The Hebrew word translated as tent or “tabernacle” (Exodus 25:9) comes from a verb which means “to dwell.” In this sense it is correctly translated as “residence” (Leviticus 26:11), “campsite” (Numbers 1:51), and “dwelling” (Numbers 16:24).
During the days of the Patriarchs, Abraham, Isaac, and Jacob, a tent was the common dwelling, and later, tents were common dwellings for the nomadic tribe of Sinai. The Exodus account speaks of two special tents, dwellings, or tabernacles. The original “tent of meeting” (Exodus 33:7), set up outside the camp, was an ordinary tent where God met with His people prior to the construction of the Tabernacle. “Now Moses took a tent and pitched it outside the camp, at a distance from the camp; he called it the tent of meeting. Anyone who wanted to consult the Lord would go to the tent of meeting that was outside the camp” (Exodus 33:7). At the original tent of meeting, “the Lord would speak with Moses face to face, just as a man speaks with his friend, then Moses would return to the camp. His assistant, the young man Joshua son of Nun, would not leave the inside of the tent” (Exodus 33:11).
On Mount Sinai, God gave instructions for a second tent, a second special dwelling place or tabernacle. This tent was to be set up, not outside the camp, but in the middle of the camp, within the curtained compound known as the Tabernacle. While the first tent of meeting was cared for by Joshua, an Ephraimite, the Tabernacle was served by Aaron and the Levites.
In intricate detail, God instructed Moses to build the Tabernacle’s framework of acacia wood overlaid with gold (Exodus 26:1-37). The framework consisted of upright supports, each “fifteen feet long and twenty-seven inches wide” (Exodus 26:16), twenty on the north, twenty on the south, and eight on the west, each set on “silver bases” (Exodus 26:19). Butted together, side-by-side, these planks became a solid gold-plated wall. These upright supports were held together by five horizontal, gold-plated crossbars with “rings of gold as the holders for the crossbars” (Exodus 26:29). On the east side, God instructed Moses to make the opening by placing “four gold-plated pillars” with “a curtain of blue, purple, and scarlet yarn, and finely spun linen with a design of cherubim worked into it” (Exodus 26:31-32).

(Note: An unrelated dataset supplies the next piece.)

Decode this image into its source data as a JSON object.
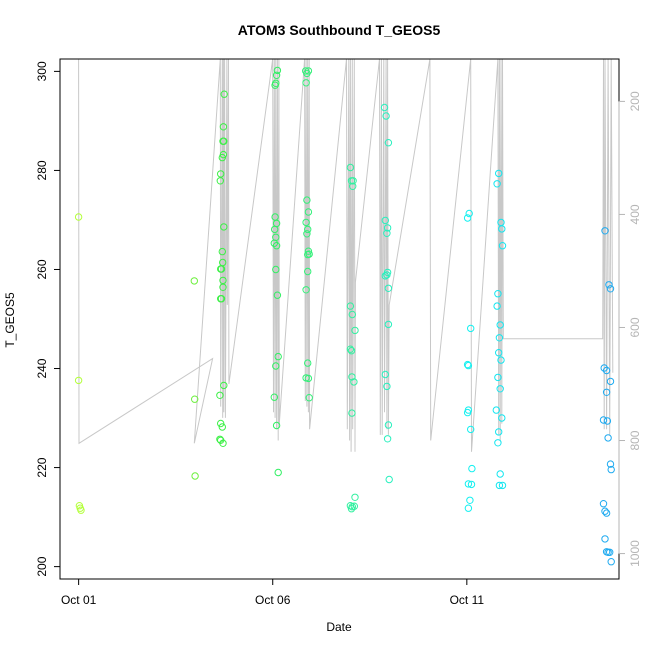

The covering of the Tabernacle is interesting, made of four specific layers of material. The interior layer, visible only to the priests serving inside the Tabernacle, was made of “finely spun linen, and blue, purple, and scarlet yarn, with a design of cherubim worked into them” (Exodus 26:1). Cherubim were God’s agents sent to protect the Garden of Eden and the Tree of Life from fallen mankind. It’s certainly possible that the Cherubim sown into the tapestries of the Tabernacle were a reminder of the holiness and a not-so subtle warning against those who might intrude into that holy space.
Three additional layers covered the tent. Above the “finely spun linen” was a layer of material made from “goat hair” (Exodus 26:7), a reminder of the kid goat that was offered to atone for sin (Numbers 28:15, Leviticus 16:7). The third layer was made of “ram skins dyed red” (Exodus 26:14). The top layer, visible from the outside, was variously translated as “a covering of fine leather”(Exodus 26:14, CSB), or “badger skin” (NKJV), or “porpoise skin” (NASB).
This drab-colored two-room tent, built by God’s blueprints, was the dwelling place of God among His people. “I will also meet with the Israelites there, and that place will be consecrated by my glory. I will consecrate the tent of meeting and the altar... I will dwell among the Israelites and be their God. And they will know that I am the Lord their God, who brought them out of the land of Egypt, so that I might dwell among them. I am the Lord their God” (Exodus 29:43–46).